Synthèse de la Conférence ILERI Défense : Entretien avec Laurent Combalbert - Par Julie Massey

10 Février 2013 , Rédigé par ileridefense Publié dans #conférences

Un grand remerciement à Julie Massey qui a accepté de bien vouloir établir une synthèse de la conférence de M. Laurent Combalbert, officier négociateur du RAID, au sujet de la négociation complexe.

 

Entretien avec Laurent Combalbert

« Principes de la négociation complexe ou comment négocier en situation difficile ? »

 

 

Laurent combalbert

 

Officier de la Police Nationale en disponibilité, diplômé de la National Academy du FBI, Laurent Combalbert a été pendant plusieurs années Officier-Négociateur au sein du RAID, le groupe d’intervention de la police française.

Il a ensuite rejoint un groupe international comme directeur associé pour organiser et coordonner la gestion des situations de crise.

Au fil de ces deux expériences différentes et complémentaires, il a géré de nombreuses situations de crise et a constitué et dirigé des équipes d’experts en charge de la résolution de situations complexes et de crises internationales.

Laurent Combalbert dirige aujourd’hui le réseau Ulysceo, le 1er réseau européen de négociateurs de crise. Il est le consultant de plusieurs assurances K&R (Kidnap & Ransom) et intervient sur de nombreuses situations de kidnappings, extorsions, ransowares et fraudes.

Il est coordinateur d’enseignement et membre du comité scientifique de l’Institut National des Hautes Etudes de Sécurité et de Justice, enseigne au sein du groupe HEC et est expert pour l’Association Progrès du Management. Laurent Combalbert intervient très régulièrement auprès des médias français et internationaux pour commenter les situations de crise : CNN, BFM TV, France 5, Europe 1, RMC, China Radio International ...

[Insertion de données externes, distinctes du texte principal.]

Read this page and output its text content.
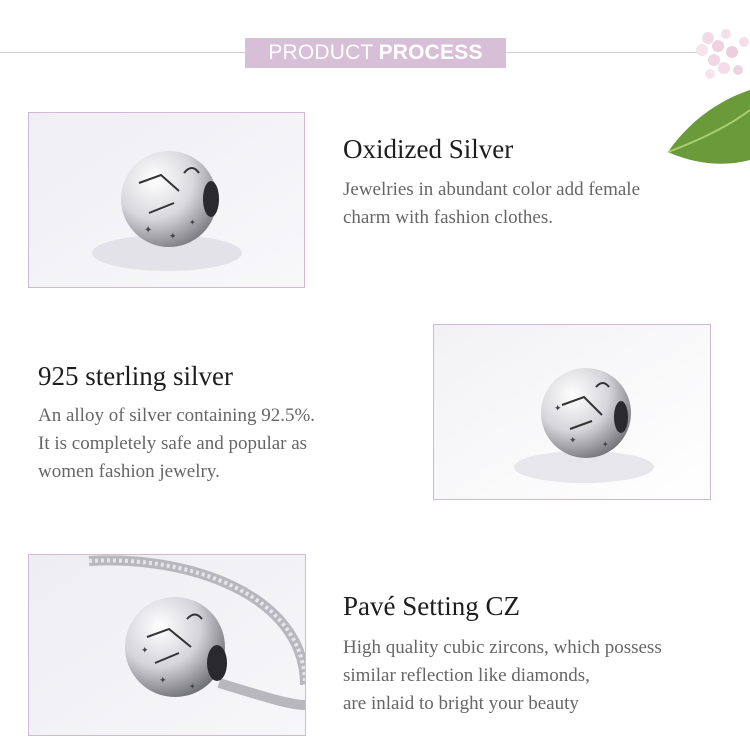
PRODUCT PROCESS
✦ ✦
✦
Oxidized Silver
Jewelries in abundant color add female
charm with fashion clothes.
925 sterling silver
An alloy of silver containing 92.5%.
It is completely safe and popular as
women fashion jewelry.
✦
✦	✦
✦
✦
✦
Pavé Setting CZ
High quality cubic zircons, which possess
similar reflection like diamonds,
are inlaid to bright your beauty
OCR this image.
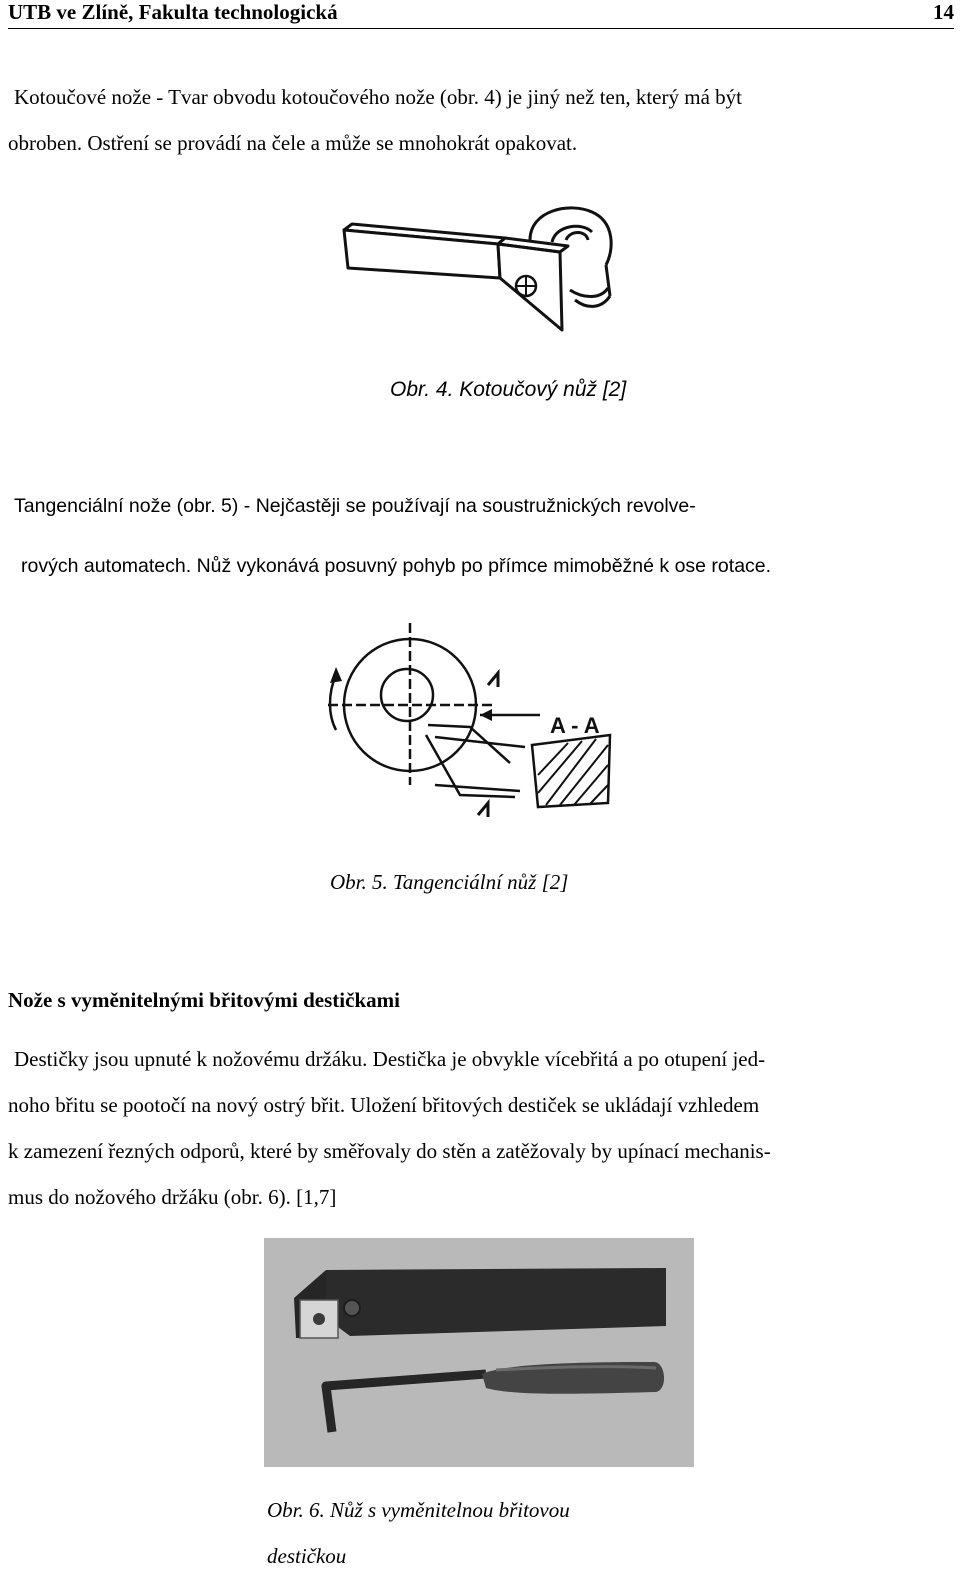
UTB ve Zlíně, Fakulta technologická	14
Kotoučové nože - Tvar obvodu kotoučového nože (obr. 4) je jiný než ten, který má být
obroben. Ostření se provádí na čele a může se mnohokrát opakovat.
Obr. 4. Kotoučový nůž [2]
Tangenciální nože (obr. 5) - Nejčastěji se používají na soustružnických revolve-
rových automatech. Nůž vykonává posuvný pohyb po přímce mimoběžné k ose rotace.
A - A
Obr. 5. Tangenciální nůž [2]
Nože s vyměnitelnými břitovými destičkami
Destičky jsou upnuté k nožovému držáku. Destička je obvykle vícebřitá a po otupení jed-
noho břitu se pootočí na nový ostrý břit. Uložení břitových destiček se ukládají vzhledem
k zamezení řezných odporů, které by směřovaly do stěn a zatěžovaly by upínací mechanis-
mus do nožového držáku (obr. 6). [1,7]
Obr. 6. Nůž s vyměnitelnou břitovou
destičkou
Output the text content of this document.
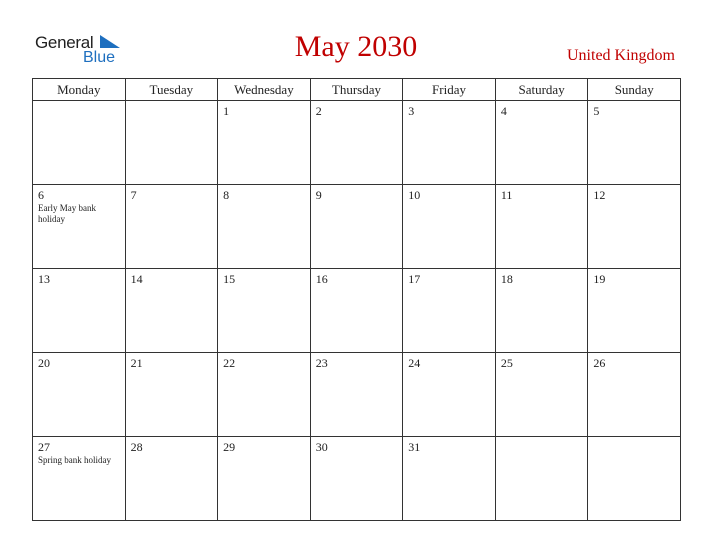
General
Blue	May 2030	United Kingdom
Monday	Tuesday	Wednesday	Thursday	Friday	Saturday	Sunday

		1	2	3	4	5

6
Early May bank holiday	7	8	9	10	11	12

13	14	15	16	17	18	19

20	21	22	23	24	25	26

27
Spring bank holiday	28	29	30	31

Consultant, formateur et conférencier, Laurent Combalbert s’appuie sur son expérience du management des situations complexes pour former et conseiller de nombreux managers et dirigeants d’entreprises en France, en Europe et aux Etats-Unis. Laurent Combalbert est en outre membre de l’Association Française des Conférenciers Professionnels (AFCP) et de la National Speaker Association (USA).

 

 

 

L’art de la négociation

La négociation, ce n’est pas juste savoir parler. Une négociation se prépare, s’organise. Il s’agit de créer du lien avec l’interlocuteur, de répondre à une stratégie globale, de fixer un objectif à la négociation.

 

Il n’y a pas de théorie de la négociation réellement valable. Chaque cas est unique car il prend en compte le facteur humain. Cela reprend la différence entre un cas compliqué et un cas complexe. Dans le premier cas, le cas compliqué, si l’on détient un mode d’emploi, que l’on a les connaissances pour le résoudre, la solution se trouve facilement. Dans le second cas, le cas complexe, il y a au moins un élément systémique qui est aléatoire et il n’y a donc aucune solution préconçue applicable. Il faut pouvoir s’adapter à cet élément aléatoire.

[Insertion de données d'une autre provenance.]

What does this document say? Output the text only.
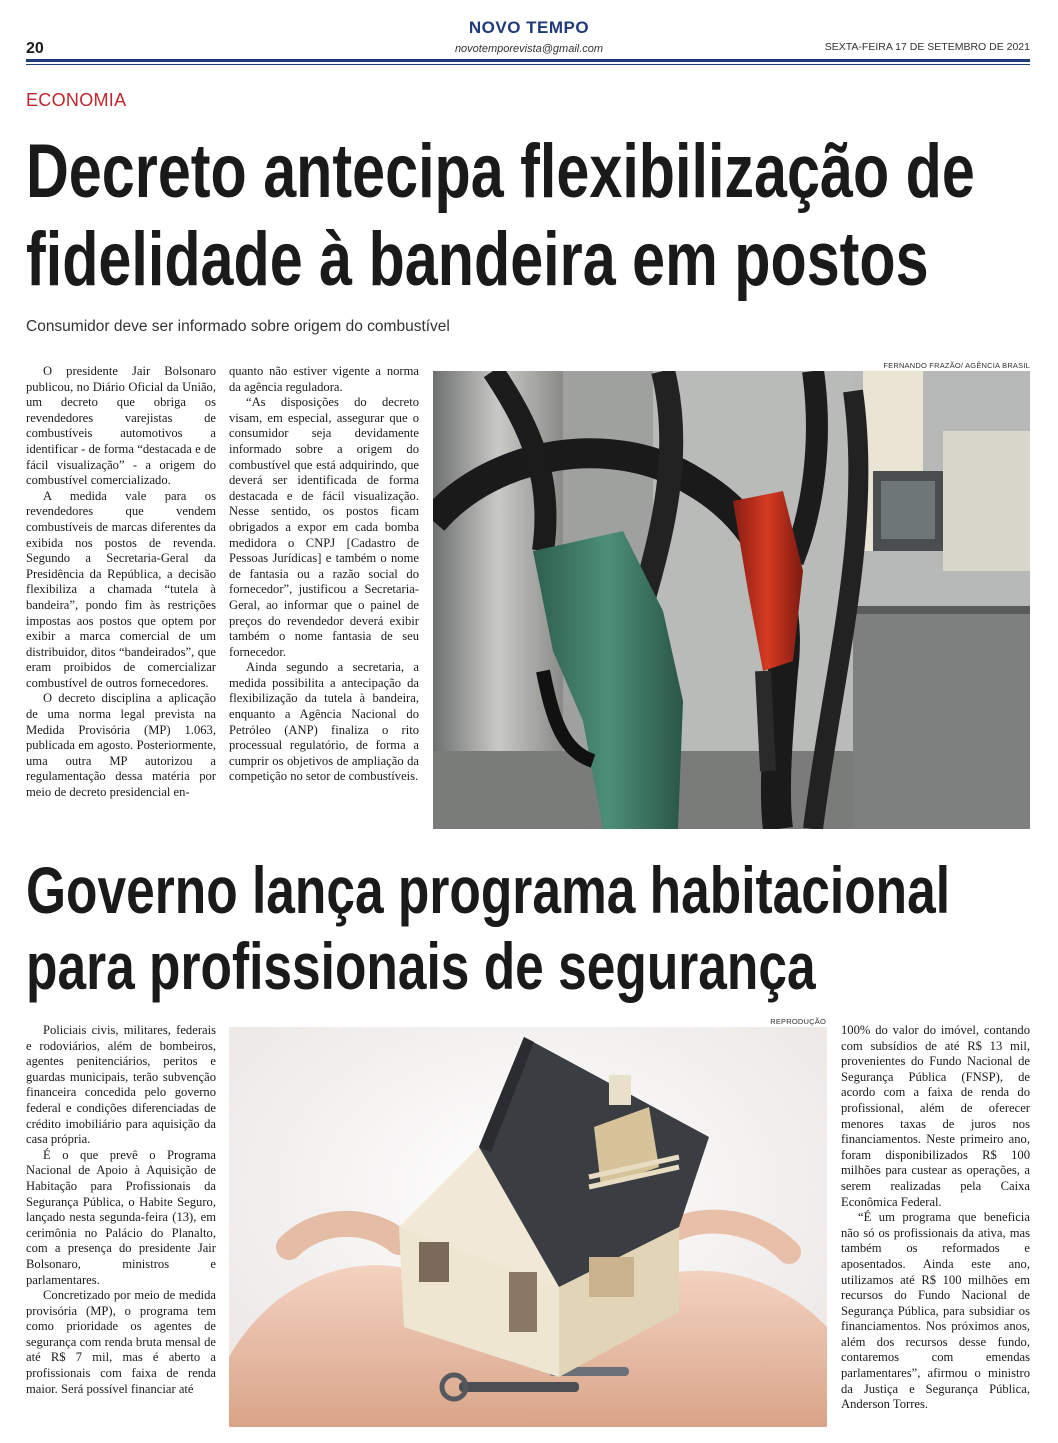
NOVO TEMPO
novotemporevista@gmail.com
20	SEXTA-FEIRA 17 DE SETEMBRO DE 2021
ECONOMIA
Decreto antecipa flexibilização de
fidelidade à bandeira em postos
Consumidor deve ser informado sobre origem do combustível

O presidente Jair Bolsonaro publicou, no Diário Oficial da União, um decreto que obriga os revendedores varejistas de combustíveis automotivos a identificar - de forma “destacada e de fácil visualização” - a origem do combustível comercializado.

A medida vale para os revendedores que vendem combustíveis de marcas diferentes da exibida nos postos de revenda. Segundo a Secretaria-Geral da Presidência da República, a decisão flexibiliza a chamada “tutela à bandeira”, pondo fim às restrições impostas aos postos que optem por exibir a marca comercial de um distribuidor, ditos “bandeirados”, que eram proibidos de comercializar combustível de outros fornecedores.

O decreto disciplina a aplicação de uma norma legal prevista na Medida Provisória (MP) 1.063, publicada em agosto. Posteriormente, uma outra MP autorizou a regulamentação dessa matéria por meio de decreto presidencial en-

quanto não estiver vigente a norma da agência reguladora.

“As disposições do decreto visam, em especial, assegurar que o consumidor seja devidamente informado sobre a origem do combustível que está adquirindo, que deverá ser identificada de forma destacada e de fácil visualização. Nesse sentido, os postos ficam obrigados a expor em cada bomba medidora o CNPJ [Cadastro de Pessoas Jurídicas] e também o nome de fantasia ou a razão social do fornecedor”, justificou a Secretaria-Geral, ao informar que o painel de preços do revendedor deverá exibir também o nome fantasia de seu fornecedor.

Ainda segundo a secretaria, a medida possibilita a antecipação da flexibilização da tutela à bandeira, enquanto a Agência Nacional do Petróleo (ANP) finaliza o rito processual regulatório, de forma a cumprir os objetivos de ampliação da competição no setor de combustíveis.

FERNANDO FRAZÃO/ AGÊNCIA BRASIL
Governo lança programa habitacional
para profissionais de segurança
REPRODUÇÃO

Policiais civis, militares, federais e rodoviários, além de bombeiros, agentes penitenciários, peritos e guardas municipais, terão subvenção financeira concedida pelo governo federal e condições diferenciadas de crédito imobiliário para aquisição da casa própria.

É o que prevê o Programa Nacional de Apoio à Aquisição de Habitação para Profissionais da Segurança Pública, o Habite Seguro, lançado nesta segunda-feira (13), em cerimônia no Palácio do Planalto, com a presença do presidente Jair Bolsonaro, ministros e parlamentares.

Concretizado por meio de medida provisória (MP), o programa tem como prioridade os agentes de segurança com renda bruta mensal de até R$ 7 mil, mas é aberto a profissionais com faixa de renda maior. Será possível financiar até

100% do valor do imóvel, contando com subsídios de até R$ 13 mil, provenientes do Fundo Nacional de Segurança Pública (FNSP), de acordo com a faixa de renda do profissional, além de oferecer menores taxas de juros nos financiamentos. Neste primeiro ano, foram disponibilizados R$ 100 milhões para custear as operações, a serem realizadas pela Caixa Econômica Federal.

“É um programa que beneficia não só os profissionais da ativa, mas também os reformados e aposentados. Ainda este ano, utilizamos até R$ 100 milhões em recursos do Fundo Nacional de Segurança Pública, para subsidiar os financiamentos. Nos próximos anos, além dos recursos desse fundo, contaremos com emendas parlamentares”, afirmou o ministro da Justiça e Segurança Pública, Anderson Torres.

Cf. Edgar Morin – « L’intelligence de la complexité ».

 

Deux réactions possibles face à un cas complexe :

-        Soit on refuse la complexité et on cherche par tous les moyens à cadrer l’élément aléatoire.

-        Soit on voit la complexité comme une opportunité, une brèche dans laquelle nous pouvons nous engouffrer pour faire avancer le problème.

 

Aujourd’hui, selon les estimations officielles, il y aurait entre 35 000 et 40 000 kidnapping par an. Cependant, ce chiffre serait dix fois plus élevé en réalité, selon des organismes de négociateurs comme Ulysceo (créé par Laurent Combalbert), et serait donc plus proche des 400 000 à 450 000 kidnapping par an.

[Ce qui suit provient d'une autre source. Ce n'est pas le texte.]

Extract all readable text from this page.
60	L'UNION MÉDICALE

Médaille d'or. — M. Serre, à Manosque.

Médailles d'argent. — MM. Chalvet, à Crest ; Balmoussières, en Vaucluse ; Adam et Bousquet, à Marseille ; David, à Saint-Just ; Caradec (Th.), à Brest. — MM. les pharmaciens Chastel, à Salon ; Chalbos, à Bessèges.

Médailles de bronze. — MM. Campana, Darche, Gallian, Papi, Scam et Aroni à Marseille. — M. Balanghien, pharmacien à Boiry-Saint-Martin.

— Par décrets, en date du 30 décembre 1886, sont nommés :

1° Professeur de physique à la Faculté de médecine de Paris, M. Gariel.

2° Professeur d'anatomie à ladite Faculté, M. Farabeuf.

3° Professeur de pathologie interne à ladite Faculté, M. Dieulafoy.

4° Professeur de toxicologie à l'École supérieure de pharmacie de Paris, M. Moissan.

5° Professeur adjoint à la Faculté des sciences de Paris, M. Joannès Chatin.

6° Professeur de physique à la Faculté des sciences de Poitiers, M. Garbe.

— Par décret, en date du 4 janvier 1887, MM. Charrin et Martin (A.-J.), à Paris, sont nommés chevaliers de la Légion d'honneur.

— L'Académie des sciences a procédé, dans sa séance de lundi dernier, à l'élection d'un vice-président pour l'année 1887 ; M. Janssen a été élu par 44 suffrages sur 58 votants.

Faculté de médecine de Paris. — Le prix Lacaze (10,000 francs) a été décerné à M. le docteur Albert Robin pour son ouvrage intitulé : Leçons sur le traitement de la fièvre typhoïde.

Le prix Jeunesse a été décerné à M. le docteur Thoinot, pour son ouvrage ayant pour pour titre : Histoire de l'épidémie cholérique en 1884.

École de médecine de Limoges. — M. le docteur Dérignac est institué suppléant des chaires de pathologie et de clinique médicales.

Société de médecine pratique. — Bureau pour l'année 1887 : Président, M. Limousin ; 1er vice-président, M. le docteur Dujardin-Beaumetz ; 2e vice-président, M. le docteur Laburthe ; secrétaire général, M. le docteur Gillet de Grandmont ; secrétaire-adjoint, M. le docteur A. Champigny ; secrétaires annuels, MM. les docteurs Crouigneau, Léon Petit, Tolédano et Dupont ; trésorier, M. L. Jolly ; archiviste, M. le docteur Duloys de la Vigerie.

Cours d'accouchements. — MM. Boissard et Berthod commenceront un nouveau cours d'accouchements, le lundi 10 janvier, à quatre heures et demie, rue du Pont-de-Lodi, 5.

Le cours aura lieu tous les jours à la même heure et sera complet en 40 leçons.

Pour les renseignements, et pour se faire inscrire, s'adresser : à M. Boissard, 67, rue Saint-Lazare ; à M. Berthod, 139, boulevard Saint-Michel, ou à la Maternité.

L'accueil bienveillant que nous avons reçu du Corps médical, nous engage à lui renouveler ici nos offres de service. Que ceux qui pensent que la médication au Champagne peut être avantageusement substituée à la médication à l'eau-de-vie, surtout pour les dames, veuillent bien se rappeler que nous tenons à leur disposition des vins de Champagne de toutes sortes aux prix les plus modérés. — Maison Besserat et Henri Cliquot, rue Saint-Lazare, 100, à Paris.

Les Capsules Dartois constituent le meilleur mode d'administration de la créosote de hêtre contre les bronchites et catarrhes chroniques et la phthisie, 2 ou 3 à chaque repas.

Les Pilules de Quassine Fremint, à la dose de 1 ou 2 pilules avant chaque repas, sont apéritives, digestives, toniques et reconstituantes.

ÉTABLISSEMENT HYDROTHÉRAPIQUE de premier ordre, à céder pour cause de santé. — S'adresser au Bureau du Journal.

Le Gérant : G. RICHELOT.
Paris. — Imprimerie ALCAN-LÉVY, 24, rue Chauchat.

Beaucoup de kidnapping sont réglés grâce à des actions rapides et discrètes, sans médias, sans communication externe, et donc ne sont pas comptabilisés dans les chiffres officiels, voire même inconnus par les instances nationales.

 

La Chine est le pays où l’on kidnappe le plus actuellement – il s’agit de kidnapping interne.

 

Le métier de négociateur n’existe pas, mais Ulysceo a mis en place le CPN certified professionnal negociator. Cette reconnaissance n’est cependant encore qu’officieuse.

 

Le principe d’Ulysceo dans la négociation est d’adopter une approche locale – les coordinateurs d’équipe sont constamment français, mais les négociateurs français sont, la majeure partie du temps, accompagnés de négociateurs locaux qui font partie de leur réseau.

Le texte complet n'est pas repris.